Skip to main content
1-Visitor
November 20, 2014
Question

How to convert large number of MS Word docs to XML

  • November 20, 2014
  • 1 reply
  • 2536 views

Hi,

Is there perhaps a way to convert a couple of hundred MS Word documents to Arbortext XML. I know that you can develop a map template using import/export, but that isn't a viable option since there is a time constraint on the project and the documents are not necessarily similar in terms of formatting/styling. I'm hoping there is some sort of script that can be run to convert the documents. The ideal situation would be to convert to (specifically) DITA, but if I could just get the content into non-DTD specific XML (without having to copy and paste) that would still be great.

So, ideally a mass-conversion to DITA, but even just automatically getting it into XML for future manipulation would be a good result. Any ideas would be much appreciated!

Thanks

    1 reply

    16-Pearl
    November 20, 2014

    I'm not really sure of the volumes you are talking about (200 x 10pp? 200 x 1000pp?) but for large volumes of documents, with mismatched styling, it is often easier (and cheaper) to send these offshore for processing. I can recommend a partner company we use if you're interested.
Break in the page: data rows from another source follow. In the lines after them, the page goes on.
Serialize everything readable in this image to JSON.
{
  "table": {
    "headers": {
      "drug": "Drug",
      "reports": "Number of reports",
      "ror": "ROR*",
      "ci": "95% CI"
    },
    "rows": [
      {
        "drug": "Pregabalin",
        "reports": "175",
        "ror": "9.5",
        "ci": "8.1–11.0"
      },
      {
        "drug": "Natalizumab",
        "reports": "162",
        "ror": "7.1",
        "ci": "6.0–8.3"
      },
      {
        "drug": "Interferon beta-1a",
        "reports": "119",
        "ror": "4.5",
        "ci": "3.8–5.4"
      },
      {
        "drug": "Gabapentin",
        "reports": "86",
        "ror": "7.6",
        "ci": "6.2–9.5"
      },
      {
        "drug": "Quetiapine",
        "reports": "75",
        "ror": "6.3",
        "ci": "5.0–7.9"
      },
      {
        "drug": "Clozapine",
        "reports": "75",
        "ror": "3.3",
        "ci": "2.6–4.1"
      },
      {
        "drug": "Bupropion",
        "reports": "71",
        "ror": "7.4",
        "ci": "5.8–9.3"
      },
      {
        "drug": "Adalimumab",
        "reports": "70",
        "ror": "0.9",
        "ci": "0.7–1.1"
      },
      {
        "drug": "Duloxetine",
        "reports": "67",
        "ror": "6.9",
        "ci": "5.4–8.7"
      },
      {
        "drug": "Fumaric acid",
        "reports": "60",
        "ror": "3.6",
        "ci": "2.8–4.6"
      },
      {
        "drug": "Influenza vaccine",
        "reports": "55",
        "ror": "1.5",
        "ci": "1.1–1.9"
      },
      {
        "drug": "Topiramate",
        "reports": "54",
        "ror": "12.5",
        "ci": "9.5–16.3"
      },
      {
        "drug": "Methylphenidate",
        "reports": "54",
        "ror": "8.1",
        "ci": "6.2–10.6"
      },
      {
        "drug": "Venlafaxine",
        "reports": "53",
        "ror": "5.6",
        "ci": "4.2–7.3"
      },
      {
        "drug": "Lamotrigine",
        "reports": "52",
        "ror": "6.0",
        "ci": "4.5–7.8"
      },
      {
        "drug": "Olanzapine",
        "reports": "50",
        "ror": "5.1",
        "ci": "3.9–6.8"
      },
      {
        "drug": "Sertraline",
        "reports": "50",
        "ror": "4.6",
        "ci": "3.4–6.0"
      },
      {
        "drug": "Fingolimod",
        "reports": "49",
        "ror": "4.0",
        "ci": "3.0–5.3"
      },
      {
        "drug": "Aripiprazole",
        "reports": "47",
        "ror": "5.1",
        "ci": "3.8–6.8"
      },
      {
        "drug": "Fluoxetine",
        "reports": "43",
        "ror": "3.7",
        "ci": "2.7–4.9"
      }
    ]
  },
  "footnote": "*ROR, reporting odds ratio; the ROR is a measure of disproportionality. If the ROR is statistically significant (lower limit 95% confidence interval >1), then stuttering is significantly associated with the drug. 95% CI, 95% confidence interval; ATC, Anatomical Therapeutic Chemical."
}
    I should note that if you want to do this by hand, Arbortext 6.0 and above let you copy+paste MS Word content directly in and it will be converted to XML on the fly. Not necessarily "perfect" XML but it gives you a starting place.

    rgrobler1-VisitorAuthor
    1-Visitor
    November 21, 2014

    Thanks for the reply Gareth. I would definitely be interested in contacting the partner company. Could you send me their details?